Wednesday, August 28, 2013

Layers of meaning

This is just the thing to be writing about during a federal election campaign. According to numerous media sources, including the Wrap, Zhang Jieli, writing in the Chinese People's Liberation Army's newspaper PLA Daily, has slammed Guillermo del Toro's giant robots versus giant alien monster film Pacific Rim as American propaganda. He asserts it depicts Chinese people unfavourably, writing that,

"The decisive (in the final act of the film) battle against the monsters was deliberately set in South China Sea adjacent to Hong Kong ...The intention was to demonstrate the U.S. commitment to maintaining stability in the Asia-Pacific area and saving the mankind."

As well as that, while the American characters study the monsters and create machines to battle them, the Chinese are depicted as harvesting their bodies for food and trinkets. The film is so offensive that it has only managed to gross a disappointing $100 million at the Chinese box office.

Fair enough. Has someone told Mr Zhang that perhaps he might be reading a little too much into things?

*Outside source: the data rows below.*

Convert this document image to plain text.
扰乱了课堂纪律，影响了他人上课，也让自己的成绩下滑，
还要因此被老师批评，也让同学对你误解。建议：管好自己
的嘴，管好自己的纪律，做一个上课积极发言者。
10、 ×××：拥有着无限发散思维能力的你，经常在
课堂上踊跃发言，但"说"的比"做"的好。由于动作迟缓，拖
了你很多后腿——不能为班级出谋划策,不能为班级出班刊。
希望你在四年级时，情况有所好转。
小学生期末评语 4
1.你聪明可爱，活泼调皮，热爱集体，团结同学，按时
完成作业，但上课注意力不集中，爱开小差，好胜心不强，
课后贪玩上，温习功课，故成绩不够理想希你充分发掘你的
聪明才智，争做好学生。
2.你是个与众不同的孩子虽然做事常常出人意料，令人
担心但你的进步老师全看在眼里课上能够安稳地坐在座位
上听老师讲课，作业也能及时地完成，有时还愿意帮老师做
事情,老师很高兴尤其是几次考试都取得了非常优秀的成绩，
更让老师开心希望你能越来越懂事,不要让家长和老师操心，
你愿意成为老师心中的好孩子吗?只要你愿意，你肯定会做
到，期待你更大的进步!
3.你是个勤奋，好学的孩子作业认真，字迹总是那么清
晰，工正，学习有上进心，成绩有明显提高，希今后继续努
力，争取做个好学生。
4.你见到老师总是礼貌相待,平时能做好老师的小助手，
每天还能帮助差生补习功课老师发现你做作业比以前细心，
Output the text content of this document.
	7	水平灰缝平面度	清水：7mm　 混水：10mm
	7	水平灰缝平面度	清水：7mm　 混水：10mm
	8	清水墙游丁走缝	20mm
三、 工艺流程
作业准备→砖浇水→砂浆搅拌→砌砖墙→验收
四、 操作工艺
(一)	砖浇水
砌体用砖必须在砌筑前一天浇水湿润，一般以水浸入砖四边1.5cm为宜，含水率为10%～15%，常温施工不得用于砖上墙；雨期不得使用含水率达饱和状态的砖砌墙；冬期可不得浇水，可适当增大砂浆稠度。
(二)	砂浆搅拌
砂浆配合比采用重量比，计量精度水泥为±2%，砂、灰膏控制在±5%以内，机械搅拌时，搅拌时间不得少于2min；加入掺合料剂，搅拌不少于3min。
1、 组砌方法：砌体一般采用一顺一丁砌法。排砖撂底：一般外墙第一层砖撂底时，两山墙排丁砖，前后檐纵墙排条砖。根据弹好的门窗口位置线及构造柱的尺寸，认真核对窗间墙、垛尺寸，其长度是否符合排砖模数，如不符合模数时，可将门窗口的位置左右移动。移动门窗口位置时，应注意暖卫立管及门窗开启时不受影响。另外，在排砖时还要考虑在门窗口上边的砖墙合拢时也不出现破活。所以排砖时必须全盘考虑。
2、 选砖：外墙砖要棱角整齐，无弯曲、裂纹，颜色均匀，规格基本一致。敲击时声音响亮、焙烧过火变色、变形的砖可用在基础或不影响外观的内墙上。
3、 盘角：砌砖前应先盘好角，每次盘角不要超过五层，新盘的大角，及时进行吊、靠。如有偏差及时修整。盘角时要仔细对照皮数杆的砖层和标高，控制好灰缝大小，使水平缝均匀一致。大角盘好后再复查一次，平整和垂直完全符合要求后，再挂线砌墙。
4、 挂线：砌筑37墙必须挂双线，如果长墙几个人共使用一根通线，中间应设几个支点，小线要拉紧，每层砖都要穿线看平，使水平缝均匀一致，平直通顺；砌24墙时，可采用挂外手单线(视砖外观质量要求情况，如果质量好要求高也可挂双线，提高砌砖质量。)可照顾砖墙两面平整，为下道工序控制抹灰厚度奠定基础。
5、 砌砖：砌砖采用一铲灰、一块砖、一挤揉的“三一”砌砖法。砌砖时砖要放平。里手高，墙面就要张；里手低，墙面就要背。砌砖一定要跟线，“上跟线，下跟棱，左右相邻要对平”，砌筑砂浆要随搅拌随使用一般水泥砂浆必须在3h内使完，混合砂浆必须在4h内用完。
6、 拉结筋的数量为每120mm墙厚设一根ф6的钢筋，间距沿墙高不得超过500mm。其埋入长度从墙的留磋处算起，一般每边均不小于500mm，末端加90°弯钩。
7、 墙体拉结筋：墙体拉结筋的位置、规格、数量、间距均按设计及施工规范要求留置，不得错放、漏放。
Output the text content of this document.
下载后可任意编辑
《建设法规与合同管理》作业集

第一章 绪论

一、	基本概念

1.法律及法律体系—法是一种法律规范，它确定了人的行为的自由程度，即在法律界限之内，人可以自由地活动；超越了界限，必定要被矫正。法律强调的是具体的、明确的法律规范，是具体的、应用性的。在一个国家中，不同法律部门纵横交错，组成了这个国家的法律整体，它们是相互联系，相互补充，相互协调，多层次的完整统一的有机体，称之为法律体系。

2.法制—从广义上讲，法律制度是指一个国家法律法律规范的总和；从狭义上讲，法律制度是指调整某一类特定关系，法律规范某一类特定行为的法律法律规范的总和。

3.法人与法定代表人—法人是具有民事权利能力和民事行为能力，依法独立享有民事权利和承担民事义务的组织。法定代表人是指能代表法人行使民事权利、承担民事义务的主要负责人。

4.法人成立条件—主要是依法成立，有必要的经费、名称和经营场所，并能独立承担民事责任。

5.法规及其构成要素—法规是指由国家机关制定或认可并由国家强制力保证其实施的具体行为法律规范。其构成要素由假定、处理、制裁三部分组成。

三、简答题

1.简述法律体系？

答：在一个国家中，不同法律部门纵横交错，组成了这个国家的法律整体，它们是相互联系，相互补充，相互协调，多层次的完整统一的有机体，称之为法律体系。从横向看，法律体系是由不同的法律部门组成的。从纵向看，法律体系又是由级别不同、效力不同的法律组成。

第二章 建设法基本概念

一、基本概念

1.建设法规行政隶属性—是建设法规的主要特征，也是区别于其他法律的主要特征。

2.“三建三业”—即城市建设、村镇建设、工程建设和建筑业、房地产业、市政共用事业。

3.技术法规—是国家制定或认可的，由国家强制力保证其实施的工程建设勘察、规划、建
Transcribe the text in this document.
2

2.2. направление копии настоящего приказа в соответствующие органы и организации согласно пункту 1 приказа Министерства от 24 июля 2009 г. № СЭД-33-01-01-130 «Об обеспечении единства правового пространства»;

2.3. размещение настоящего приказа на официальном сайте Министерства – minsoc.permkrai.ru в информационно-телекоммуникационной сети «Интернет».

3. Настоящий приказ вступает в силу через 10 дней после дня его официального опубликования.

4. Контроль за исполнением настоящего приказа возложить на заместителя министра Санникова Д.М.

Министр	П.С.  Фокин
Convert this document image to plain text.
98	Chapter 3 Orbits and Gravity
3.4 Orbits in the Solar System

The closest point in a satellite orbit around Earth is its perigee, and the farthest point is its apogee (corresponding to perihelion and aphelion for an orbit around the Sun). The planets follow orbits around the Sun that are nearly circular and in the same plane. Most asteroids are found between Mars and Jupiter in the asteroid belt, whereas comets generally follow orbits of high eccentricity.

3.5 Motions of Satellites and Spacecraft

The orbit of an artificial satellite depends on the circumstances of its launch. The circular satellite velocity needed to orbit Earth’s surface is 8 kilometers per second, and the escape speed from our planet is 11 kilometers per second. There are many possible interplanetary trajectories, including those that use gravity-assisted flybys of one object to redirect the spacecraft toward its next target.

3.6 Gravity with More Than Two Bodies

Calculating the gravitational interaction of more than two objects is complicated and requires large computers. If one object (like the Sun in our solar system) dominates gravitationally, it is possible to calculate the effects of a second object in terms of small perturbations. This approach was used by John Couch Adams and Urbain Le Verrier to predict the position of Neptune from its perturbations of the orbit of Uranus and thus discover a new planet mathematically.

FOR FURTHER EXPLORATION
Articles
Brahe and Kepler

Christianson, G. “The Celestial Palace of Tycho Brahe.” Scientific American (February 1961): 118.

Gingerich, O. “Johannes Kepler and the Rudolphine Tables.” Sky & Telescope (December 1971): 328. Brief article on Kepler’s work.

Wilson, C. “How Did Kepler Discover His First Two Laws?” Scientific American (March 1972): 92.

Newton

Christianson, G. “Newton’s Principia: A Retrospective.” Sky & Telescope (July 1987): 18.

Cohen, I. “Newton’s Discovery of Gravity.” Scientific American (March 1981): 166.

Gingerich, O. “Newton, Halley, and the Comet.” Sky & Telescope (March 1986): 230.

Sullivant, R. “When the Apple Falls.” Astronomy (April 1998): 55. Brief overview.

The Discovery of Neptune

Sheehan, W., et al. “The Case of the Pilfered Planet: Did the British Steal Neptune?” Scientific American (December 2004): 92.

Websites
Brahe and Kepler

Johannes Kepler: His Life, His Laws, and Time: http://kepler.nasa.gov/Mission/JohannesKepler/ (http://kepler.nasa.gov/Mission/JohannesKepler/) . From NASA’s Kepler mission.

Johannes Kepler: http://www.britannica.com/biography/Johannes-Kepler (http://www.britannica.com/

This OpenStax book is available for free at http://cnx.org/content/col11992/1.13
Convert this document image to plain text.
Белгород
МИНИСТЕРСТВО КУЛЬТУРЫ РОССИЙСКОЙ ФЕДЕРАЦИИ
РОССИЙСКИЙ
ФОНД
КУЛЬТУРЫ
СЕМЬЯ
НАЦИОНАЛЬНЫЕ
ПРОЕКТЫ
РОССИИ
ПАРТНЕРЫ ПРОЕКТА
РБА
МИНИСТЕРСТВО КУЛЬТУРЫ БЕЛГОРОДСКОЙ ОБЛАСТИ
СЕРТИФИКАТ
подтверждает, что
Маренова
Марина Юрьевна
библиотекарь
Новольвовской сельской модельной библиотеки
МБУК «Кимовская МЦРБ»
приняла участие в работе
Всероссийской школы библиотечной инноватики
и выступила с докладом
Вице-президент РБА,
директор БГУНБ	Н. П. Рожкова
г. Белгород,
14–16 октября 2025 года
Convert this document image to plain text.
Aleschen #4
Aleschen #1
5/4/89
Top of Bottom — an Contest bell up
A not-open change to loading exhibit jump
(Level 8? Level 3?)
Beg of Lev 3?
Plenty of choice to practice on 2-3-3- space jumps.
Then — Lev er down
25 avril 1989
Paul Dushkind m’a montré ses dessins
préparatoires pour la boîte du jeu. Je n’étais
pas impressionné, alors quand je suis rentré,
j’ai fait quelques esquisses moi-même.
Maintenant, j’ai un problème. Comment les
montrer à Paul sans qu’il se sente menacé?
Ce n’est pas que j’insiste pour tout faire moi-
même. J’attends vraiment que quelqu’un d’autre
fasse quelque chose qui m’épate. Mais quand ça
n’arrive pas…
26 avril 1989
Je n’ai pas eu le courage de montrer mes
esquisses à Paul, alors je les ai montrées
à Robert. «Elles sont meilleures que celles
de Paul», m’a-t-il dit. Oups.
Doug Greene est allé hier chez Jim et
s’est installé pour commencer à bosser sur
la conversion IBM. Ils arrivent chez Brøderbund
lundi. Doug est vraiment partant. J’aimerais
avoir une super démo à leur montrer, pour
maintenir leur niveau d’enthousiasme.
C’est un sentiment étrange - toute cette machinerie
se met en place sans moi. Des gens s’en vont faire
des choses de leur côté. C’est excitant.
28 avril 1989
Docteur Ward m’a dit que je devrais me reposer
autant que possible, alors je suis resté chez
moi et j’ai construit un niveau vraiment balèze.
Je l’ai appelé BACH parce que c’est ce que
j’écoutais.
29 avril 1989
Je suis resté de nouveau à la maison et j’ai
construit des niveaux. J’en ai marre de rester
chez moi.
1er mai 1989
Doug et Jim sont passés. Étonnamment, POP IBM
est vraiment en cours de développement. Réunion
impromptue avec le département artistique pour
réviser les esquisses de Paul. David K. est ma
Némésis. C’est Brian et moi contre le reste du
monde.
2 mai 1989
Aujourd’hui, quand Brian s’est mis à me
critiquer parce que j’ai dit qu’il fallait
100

It's not as though the Chinese are the only nationality hard done by in this film. You'd think that with so many Australian actors working in Hollywood these days, del Toro would be able to find a couple to play the Australian pilots of the Striker Eureka, designed to protect the Australian coastline from the giant alien monsters. Instead we have a British and American actor attempting what must be the most unconvincing Australian accents in a Hollywood film since 1991's Point Break.

A key battle takes place in Sydney Harbour. While the Opera House and the Harbour Bridge are two internationally known and instantly recognisable landmarks, other Australian cities don't get a look in. You could be forgiven for thinking that Sydney is the only big city in Australia, and the rest of it consists of sleepy country towns and desert, just like Walkabout Creek in Crocodile Dundee. That's right. You drive a few kilometres outside of Sydney's central business district and then you hit dirt roads and the outback, dodging mobs (that's the collective noun for them) of kangaroos.

I defy the American reader of this blog to give one example of an accurate and not at all cringe inducing depiction of Australia and Australians in a Hollywood movie.